Padahal sebelumnya mantan Wali Kota Solo itu sempat menyatakan ketertarikannya untuk mengikuti kontestasi tersebut yang bakal berlangsung di Solo pada Juli mendatang. Namun, hingga tenggat waktu pendaftaran berakhir, ia tak kunjung mendaftarkan diri sebagai calon ketua umum partai yang kini dipimpin oleh anak bungsunya, Kaesang Pangarep.
Advertisement
Saat ditemui di kediamannya yang terletak di Jalan Kutai Utara No 1, Sumber, Banjarsari, Solo pada Kamis (26/6/2025), Jokowi menyampaikan alasannya mundur dari niat awal untuk maju sebagai salah satu calon Ketua Umum PSI.
"Yang muda-muda saja, lebih baik yang muda-muda saja," ujarnya singkat kepada wartawan sebelum berangkat momong cucu liburan ke Bali.
Dukung Kaesang
Ketika ditanya apakah dirinya mendukung Kaesang untuk memimpin PSI, Jokowi menjawab diplomatis.

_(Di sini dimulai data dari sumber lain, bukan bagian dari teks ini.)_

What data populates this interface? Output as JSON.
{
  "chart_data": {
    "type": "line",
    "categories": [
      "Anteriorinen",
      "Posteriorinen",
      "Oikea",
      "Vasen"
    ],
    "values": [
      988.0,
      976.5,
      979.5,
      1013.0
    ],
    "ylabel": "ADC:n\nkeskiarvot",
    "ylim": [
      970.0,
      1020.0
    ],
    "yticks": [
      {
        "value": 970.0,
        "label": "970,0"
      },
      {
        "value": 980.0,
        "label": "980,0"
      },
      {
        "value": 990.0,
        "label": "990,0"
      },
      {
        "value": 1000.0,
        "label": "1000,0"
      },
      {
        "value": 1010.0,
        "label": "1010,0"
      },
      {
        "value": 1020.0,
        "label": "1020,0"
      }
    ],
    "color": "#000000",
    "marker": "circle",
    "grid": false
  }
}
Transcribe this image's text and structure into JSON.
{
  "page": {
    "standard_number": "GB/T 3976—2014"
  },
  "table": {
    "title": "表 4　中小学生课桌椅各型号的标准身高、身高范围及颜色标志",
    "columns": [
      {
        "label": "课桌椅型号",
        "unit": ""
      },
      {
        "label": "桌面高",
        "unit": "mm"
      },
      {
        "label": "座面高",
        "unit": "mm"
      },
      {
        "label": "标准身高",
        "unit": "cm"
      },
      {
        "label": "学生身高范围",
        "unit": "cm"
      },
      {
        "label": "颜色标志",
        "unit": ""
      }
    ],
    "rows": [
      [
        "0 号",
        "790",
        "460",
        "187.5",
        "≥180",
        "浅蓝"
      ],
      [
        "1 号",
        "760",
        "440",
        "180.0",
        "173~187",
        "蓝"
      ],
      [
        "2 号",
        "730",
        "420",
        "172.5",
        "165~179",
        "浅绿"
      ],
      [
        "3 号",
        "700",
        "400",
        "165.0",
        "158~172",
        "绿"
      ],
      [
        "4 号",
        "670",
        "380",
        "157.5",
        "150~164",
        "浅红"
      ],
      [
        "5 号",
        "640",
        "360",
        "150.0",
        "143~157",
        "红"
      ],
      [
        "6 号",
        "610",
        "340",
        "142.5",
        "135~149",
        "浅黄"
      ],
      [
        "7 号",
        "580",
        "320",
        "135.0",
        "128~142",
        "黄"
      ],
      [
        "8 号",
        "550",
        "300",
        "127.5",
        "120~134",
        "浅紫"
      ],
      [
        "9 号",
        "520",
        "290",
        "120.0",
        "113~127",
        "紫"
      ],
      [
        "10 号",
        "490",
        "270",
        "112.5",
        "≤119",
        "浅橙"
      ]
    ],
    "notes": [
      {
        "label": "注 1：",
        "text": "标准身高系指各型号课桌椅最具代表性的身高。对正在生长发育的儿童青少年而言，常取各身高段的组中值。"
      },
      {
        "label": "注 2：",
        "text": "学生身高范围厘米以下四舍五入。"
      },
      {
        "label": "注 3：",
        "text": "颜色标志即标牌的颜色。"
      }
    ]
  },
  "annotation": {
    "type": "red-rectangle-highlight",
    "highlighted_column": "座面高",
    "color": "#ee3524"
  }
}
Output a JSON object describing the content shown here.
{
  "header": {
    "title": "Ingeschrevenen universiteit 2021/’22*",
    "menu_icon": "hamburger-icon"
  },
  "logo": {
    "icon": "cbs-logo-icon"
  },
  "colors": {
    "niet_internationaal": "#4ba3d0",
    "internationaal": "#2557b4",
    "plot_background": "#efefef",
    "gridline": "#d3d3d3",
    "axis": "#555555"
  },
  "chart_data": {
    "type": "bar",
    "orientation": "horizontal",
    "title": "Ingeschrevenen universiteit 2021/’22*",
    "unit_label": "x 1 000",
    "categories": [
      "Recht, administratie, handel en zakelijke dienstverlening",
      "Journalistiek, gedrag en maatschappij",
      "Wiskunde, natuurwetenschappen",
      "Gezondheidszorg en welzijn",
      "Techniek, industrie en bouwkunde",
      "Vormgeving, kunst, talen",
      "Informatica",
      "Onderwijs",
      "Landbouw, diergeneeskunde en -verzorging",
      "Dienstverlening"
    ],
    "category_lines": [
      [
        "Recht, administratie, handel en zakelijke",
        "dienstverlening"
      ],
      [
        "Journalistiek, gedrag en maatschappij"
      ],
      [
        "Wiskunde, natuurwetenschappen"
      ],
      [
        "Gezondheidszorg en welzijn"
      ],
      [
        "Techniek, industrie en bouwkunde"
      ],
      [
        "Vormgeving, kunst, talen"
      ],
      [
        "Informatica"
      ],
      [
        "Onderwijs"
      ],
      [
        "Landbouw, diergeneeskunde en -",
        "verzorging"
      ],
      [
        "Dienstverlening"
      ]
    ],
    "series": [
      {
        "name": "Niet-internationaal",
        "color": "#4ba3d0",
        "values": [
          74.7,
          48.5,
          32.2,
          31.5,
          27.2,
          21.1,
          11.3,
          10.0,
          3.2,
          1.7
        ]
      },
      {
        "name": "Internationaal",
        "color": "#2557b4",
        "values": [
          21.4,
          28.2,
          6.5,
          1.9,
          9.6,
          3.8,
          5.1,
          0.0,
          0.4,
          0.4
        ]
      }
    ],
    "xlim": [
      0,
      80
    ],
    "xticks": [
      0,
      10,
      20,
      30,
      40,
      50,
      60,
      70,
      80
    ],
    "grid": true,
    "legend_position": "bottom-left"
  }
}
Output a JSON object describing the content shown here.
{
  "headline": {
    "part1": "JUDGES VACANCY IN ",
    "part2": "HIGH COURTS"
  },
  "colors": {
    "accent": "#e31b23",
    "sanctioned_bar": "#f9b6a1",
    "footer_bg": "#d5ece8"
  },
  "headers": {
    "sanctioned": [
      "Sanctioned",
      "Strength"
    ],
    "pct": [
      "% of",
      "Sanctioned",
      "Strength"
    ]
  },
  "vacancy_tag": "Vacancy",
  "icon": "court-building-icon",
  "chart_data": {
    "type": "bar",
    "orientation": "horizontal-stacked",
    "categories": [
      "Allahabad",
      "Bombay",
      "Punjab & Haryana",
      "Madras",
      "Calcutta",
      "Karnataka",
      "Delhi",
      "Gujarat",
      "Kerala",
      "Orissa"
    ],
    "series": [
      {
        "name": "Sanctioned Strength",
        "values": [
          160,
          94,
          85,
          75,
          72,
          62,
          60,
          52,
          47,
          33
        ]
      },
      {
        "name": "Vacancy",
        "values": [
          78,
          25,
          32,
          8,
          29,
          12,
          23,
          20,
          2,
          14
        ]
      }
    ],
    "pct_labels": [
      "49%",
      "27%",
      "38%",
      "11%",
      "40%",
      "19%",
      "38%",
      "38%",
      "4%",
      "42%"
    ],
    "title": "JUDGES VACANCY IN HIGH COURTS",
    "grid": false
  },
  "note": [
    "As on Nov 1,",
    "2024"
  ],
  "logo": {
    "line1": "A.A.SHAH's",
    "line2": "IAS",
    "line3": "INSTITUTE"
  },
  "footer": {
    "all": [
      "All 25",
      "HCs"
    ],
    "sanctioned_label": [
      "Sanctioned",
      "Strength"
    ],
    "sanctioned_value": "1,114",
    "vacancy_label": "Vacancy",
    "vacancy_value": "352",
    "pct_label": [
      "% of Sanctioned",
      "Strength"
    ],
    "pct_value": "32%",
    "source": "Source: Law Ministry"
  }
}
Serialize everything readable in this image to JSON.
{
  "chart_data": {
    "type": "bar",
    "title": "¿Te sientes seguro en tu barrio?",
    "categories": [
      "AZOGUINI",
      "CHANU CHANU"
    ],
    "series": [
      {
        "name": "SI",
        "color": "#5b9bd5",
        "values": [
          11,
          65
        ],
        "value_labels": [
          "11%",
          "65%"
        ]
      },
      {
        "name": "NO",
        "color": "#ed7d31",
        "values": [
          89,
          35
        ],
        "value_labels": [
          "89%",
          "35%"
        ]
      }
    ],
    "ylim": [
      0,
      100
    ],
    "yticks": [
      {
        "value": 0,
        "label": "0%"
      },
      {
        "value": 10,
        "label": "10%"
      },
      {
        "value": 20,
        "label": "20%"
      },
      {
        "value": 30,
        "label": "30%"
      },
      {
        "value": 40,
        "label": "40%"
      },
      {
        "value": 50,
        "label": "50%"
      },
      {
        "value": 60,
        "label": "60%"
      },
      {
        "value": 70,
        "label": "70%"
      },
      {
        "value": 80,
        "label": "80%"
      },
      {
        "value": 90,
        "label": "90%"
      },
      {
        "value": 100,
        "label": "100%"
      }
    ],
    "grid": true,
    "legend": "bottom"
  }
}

Ia menegaskan bahwa ia menyerahkan keputusan sepenuhnya kepada para kader dan seluruh kandidat yang telah mendaftar. "Menyerahkan ke semua kandidat. Siapa nanti yang dipilih," tuturnya.
Jokowi juga menanggapi pertanyaan soal restunya terhadap Kaesang secara netral.
"(Memberi restu pada Kaesang?) Ke semua kandidat, semua baik, muda-muda semua," ujar Jokowi sambil tersenyum.
Diketahui, Kaesang Pangarep resmi mendaftarkan diri sebagai calon ketua umum PSI dalam Pemilu Raya PSI 2025. Langkah ini diambil untuk melanjutkan kepemimpinannya di tubuh partai, setelah sebelumnya ia menjabat sebagai ketua umum yang ditunjuk.
Kaesang mendatangi Kantor DPP PSI pada Sabtu (21/6/2025) lalu. Ia menjadi calon ketua umum kedua yang mendaftarkan diri, setelah Wakil Ketua DPW PSI Jawa Barat, Ronlad A. Sinaga, yang lebih dahulu mendaftar pada Rabu (18/6/2025).